Camorra: Carabinieri arrestano 4 persone (mandanti ed esecutori) di 2 omicidi di camorra commessi nel napoletano per punire mancato versamento proventi di estorsioni

MARIGLIANO - I Carabinieri del nucleo Investigativo di Castello di Cisterna hannno arrestato 4 persone ritenute affiliate ai clan camorristici dei "Nino" e dei "La Montagna", operanti per il controllo degli affari illeciti a Marigliano, Polvica di Nola, San Vitaliano E nell'hinterland a Nord del capoluogo campano, tutte destinatarie di Ordinanza di Custodia Cautelare in carcere emessa dal GIP di Napoli e ritenute responsabili di 2 omicidi e di detenzione e porto illegale di armi aggravati da finalità mafiose.

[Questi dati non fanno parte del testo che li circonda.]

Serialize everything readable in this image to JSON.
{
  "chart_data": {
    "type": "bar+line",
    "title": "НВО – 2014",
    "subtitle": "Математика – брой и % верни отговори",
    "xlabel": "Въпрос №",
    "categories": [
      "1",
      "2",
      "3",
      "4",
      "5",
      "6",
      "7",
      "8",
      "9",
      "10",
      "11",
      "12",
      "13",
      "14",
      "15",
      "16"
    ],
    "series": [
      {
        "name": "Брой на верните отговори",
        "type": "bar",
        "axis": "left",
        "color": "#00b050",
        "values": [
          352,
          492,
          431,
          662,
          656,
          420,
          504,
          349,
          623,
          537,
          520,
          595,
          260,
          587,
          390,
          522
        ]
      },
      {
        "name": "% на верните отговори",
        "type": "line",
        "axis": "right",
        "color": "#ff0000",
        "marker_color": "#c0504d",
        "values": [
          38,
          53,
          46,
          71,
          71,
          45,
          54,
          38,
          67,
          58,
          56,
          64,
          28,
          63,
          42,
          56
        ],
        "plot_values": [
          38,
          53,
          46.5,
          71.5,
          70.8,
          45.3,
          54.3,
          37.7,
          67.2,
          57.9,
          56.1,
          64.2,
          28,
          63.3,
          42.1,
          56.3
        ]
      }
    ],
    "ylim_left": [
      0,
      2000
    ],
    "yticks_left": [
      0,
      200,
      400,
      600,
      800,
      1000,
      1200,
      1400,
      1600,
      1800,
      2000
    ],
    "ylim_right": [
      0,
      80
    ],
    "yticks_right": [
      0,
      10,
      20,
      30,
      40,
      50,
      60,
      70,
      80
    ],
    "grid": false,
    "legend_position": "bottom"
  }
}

Francesco Affinita, pastore della zona di Polvica di Nola , che prendeva tangenti dai camion che scaricavano rifiuti tossici, fu ammazzato il 19 novembre 2002. Il mandante, secondo i pm della Dda di Napoli, fu Alfonso Nino, considerato capo e promotore dell'omonimo clan,  contrario al fatto che il pastore favoriva lo scarico di rifiuti tossici nel suo territorio, perché danneggiavano la salute dei bambini, scoprendo una insolita anima ambientalista. Fu arrestato assieme ad altre tre persone per omicidio e porto abusivo di arma da fuoco.

Le indagini hanno avuto per oggetto anche il duplice omicidio di Felice Napolitano, noto come Felice 'o comunista, e Luigi Guadagno, avvenuto il 16 maggio 2003 a Cimitile. Felice 'o comunista era considerato il referente di un gruppo criminale operante sui territori di Roccarainola, Cimitile e Camposano, alleato con il clan Nino ma poi entrato in contrasto.